Когда.Пральников сообщил об этом Ковус-ага, тот ничуть не удивился.
- Видишь, не зря русский старик мудрецом, стал! И море, и чай любил. - Ковус-ага с уверенностью добавил: - Жалко, не побывал Лев Толстой в самом загадочном и богатом месте на земле - в нашем Кара- Богазе. Тут бы он нашел главную соль земли. И в пустыню в какую-то пустяковую вздумал уходить... Шел бы в наши Каракумы, тут мы не дали бы ему пропасть.

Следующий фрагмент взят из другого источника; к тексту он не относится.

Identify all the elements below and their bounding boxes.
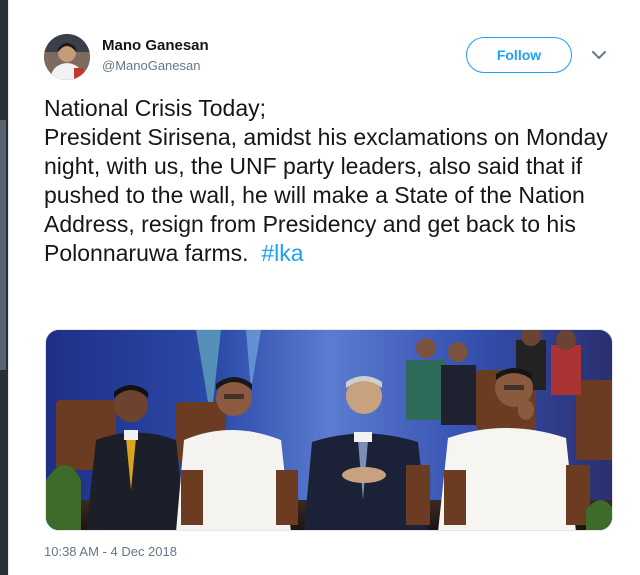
- user-handle[interactable]: @ManoGanesan: [102, 56, 209, 76]
- display-name[interactable]: Mano Ganesan: [102, 36, 209, 56]
- background-blip: [0, 120, 6, 370]
- tweet-header: Mano Ganesan @ManoGanesan Follow: [44, 34, 634, 84]
- avatar-image: [44, 34, 90, 80]
- chevron-down-icon[interactable]: [590, 46, 608, 64]
- tweet-timestamp[interactable]: 10:38 AM - 4 Dec 2018: [44, 544, 177, 559]
- tweet-body: National Crisis Today; President Sirisen…: [44, 95, 608, 266]
- tweet-photo[interactable]: [45, 329, 613, 531]
- photo-illustration: [46, 330, 612, 530]
- tweet-card: Mano Ganesan @ManoGanesan Follow Nationa…: [8, 0, 640, 575]
- hashtag-link[interactable]: #lka: [261, 240, 303, 266]
- tweet-text: National Crisis Today; President Sirisen…: [44, 94, 619, 268]
- user-names: Mano Ganesan @ManoGanesan: [102, 36, 209, 76]
- follow-button[interactable]: Follow: [466, 37, 572, 73]
- avatar[interactable]: [44, 34, 90, 80]
- background-strip: [0, 0, 8, 575]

Вот какие мысли может возбудить терпкий, пахучий кок-чай в тихой прохладной комнате, при синем, солоноватом свете. За окном ворочалось море и высился легендарный остров Кара-Ада... Хмурый Ковус-ага прислушивался к говору волн и продолжал свой рассказ.
...На восточном, не шибко пологом берегу Кара-Ада пылал тогда умирающий костер. Казалось, он уже никого не звал, ни о чем не молил, а светился холодным и безнадежным светом, как светит в ночи гнилушка гробовой доски на одинокой могиле...
- Тут было самое страшное, - вспоминал Ковус-ага.- Я говорю не о смерти тифозных, не о гибели несчастных от жажды и истощения. Нет, бывает не смерть страшна, а другое...
Старик замолчал, и Виктор Пральников ни о чем не спрашивал, не торопил с рассказом. В эту минуту Ковус-ага, пожалуй, презрел бы навсегда каждого, кто посмел мешать ему думать, вспоминать. Он смотрел в синий от абажура угол комнаты и сам был весь синий... Только глаза пылали огнем и не поддавались мертвенно призрачной синеве.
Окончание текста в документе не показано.